Collapsible construction matters for the same reason it does in a senior cat’s kit: a go-bag that already holds a carrier, food, and water doesn’t have room for a rigid, full-size pan. Let your kitten use the box at home before an evacuation is its first introduction to an unfamiliar shape, the same acclimation rule that applies to any new litter box for any cat.
If your kitten is young enough to still need bottle-feeding, roughly newborn through five or six weeks per PetAg’s own label, a standard go-bag’s food and water plan doesn’t apply yet. This is a supply and equipment gap, and we’re keeping it there rather than writing anything that reads like a feeding schedule.
Kitten Lady’s bottle-feeding guide, widely used among cat foster and rescue organizations, is direct about the formula: use a kitten-specific milk replacer such as KMR, and “never feed a kitten cow’s milk or other dairy products, dairy alternatives, or human baby formula,” since it can be dangerous or fatal. PetAg’s own KMR product page states the mixing ratio (1 part powder to 2 parts warm water) and storage window (roughly 2 months at room temperature once opened, 1 more month refrigerated), figures cited directly from the manufacturer’s label.

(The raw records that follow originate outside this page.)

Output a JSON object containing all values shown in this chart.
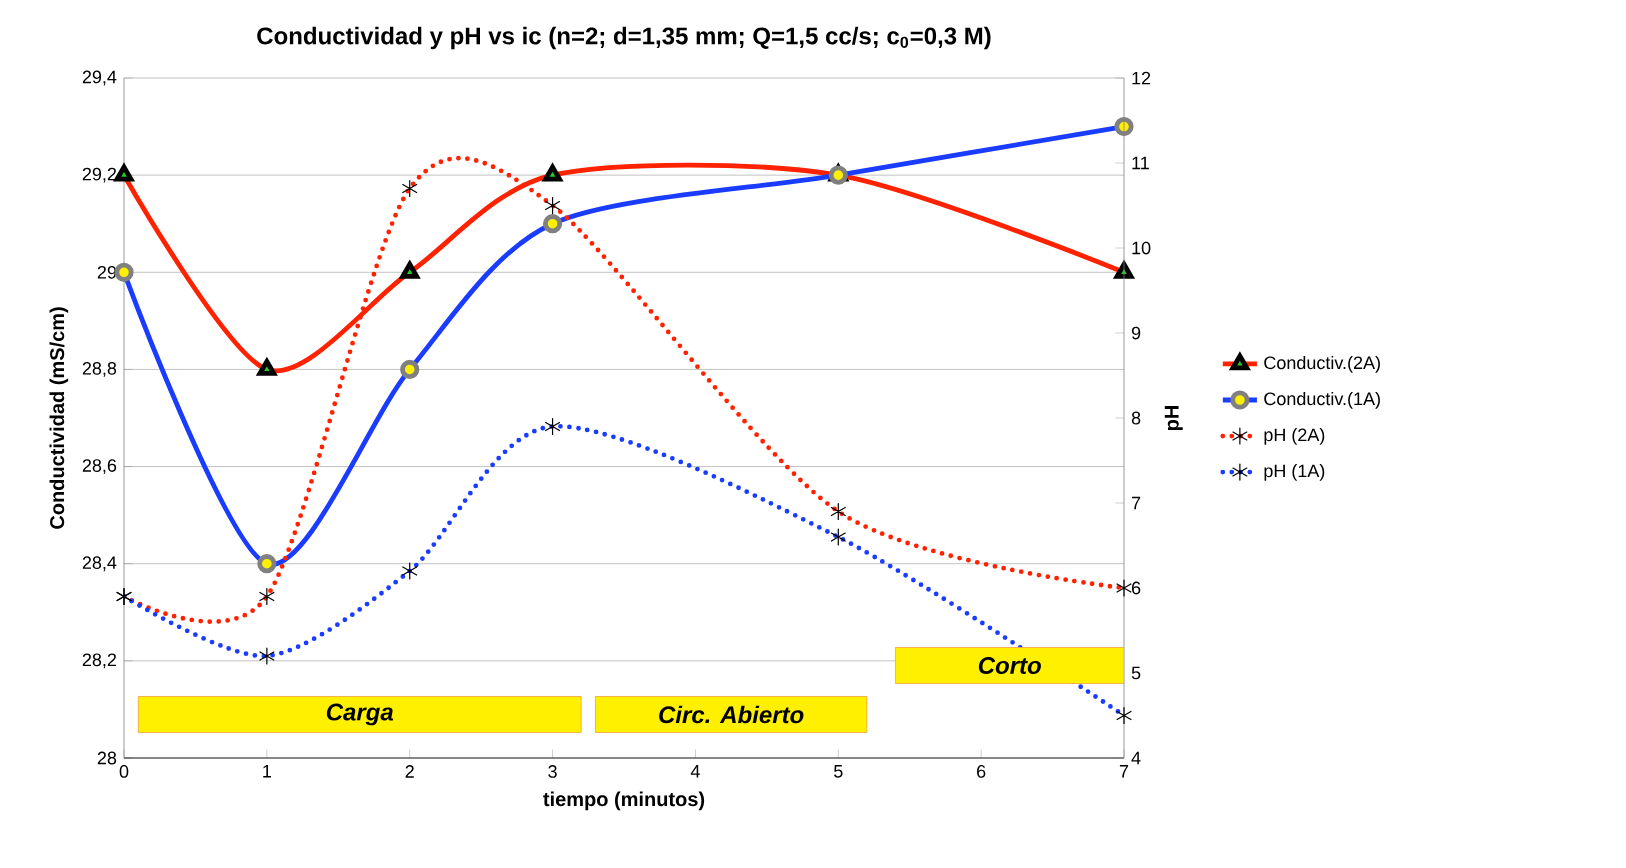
{
  "chart_data": {
    "type": "line",
    "title": "Conductividad y pH vs ic (n=2; d=1,35 mm; Q=1,5 cc/s; c$_{0}$=0,3 M)",
    "xlabel": "tiempo (minutos)",
    "ylabel": "Conductividad (mS/cm)",
    "y2label": "pH",
    "x": [
      0,
      1,
      2,
      3,
      5,
      7
    ],
    "xlim": [
      0,
      7
    ],
    "xticks": [
      0,
      1,
      2,
      3,
      4,
      5,
      6,
      7
    ],
    "ylim": [
      28,
      29.4
    ],
    "yticks": [
      28,
      {
        "value": 28.2,
        "label": "28,2"
      },
      {
        "value": 28.4,
        "label": "28,4"
      },
      {
        "value": 28.6,
        "label": "28,6"
      },
      {
        "value": 28.8,
        "label": "28,8"
      },
      29,
      {
        "value": 29.2,
        "label": "29,2"
      },
      {
        "value": 29.4,
        "label": "29,4"
      }
    ],
    "y2lim": [
      4,
      12
    ],
    "y2ticks": [
      4,
      5,
      6,
      7,
      8,
      9,
      10,
      11,
      12
    ],
    "grid": "y",
    "legend": "right",
    "series": [
      {
        "name": "Conductiv.(2A)",
        "color": "#ff2200",
        "values": [
          29.2,
          28.8,
          29.0,
          29.2,
          29.2,
          29.0
        ],
        "marker": "triangle",
        "line_style": "solid"
      },
      {
        "name": "Conductiv.(1A)",
        "color": "#1a3cff",
        "values": [
          29.0,
          28.4,
          28.8,
          29.1,
          29.2,
          29.3
        ],
        "marker": "circle",
        "line_style": "solid"
      },
      {
        "name": "pH (2A)",
        "color": "#ff2200",
        "values": [
          5.9,
          5.9,
          10.7,
          10.5,
          6.9,
          6.0
        ],
        "marker": "cross",
        "line_style": "dotted",
        "axis": "y2"
      },
      {
        "name": "pH (1A)",
        "color": "#1a3cff",
        "values": [
          5.9,
          5.2,
          6.2,
          7.9,
          6.6,
          4.5
        ],
        "marker": "cross",
        "line_style": "dotted",
        "axis": "y2"
      }
    ],
    "bands": [
      {
        "axis": "x",
        "from": 0.1,
        "to": 3.2,
        "label": "Carga",
        "color": "#fff000"
      },
      {
        "axis": "x",
        "from": 3.3,
        "to": 5.2,
        "label": "Circ. Abierto",
        "color": "#fff000"
      },
      {
        "axis": "x",
        "from": 5.4,
        "to": 7,
        "label": "Corto",
        "color": "#fff000"
      }
    ]
  }
}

What belongs in the go-bag:
- A sealed, unopened container of kitten-specific milk replacer, packed alongside, not instead of, your kitten’s regular food if it’s already weaned onto solids.
- A bottle and nipple kit sized for a kitten’s mouth, not a human infant bottle. Kitten Lady’s guide and PetAg’s own materials both point to nipple shape and size as the difference between a kitten that feeds cleanly and one that struggles or aspirates formula.
- A small kitchen scale that weighs in grams, a common tool foster and rescue guides recommend for tracking a young kitten’s weight gain and condition during a stressful, disrupted routine.
What this section is not: a feeding schedule. Amount and frequency for your specific kitten belong to your veterinarian or the rescue that placed the kitten, not to a preparedness checklist. We’re naming the supplies, sourced to a manufacturer’s label and a rescue-run feeding guide, and stopping there on purpose.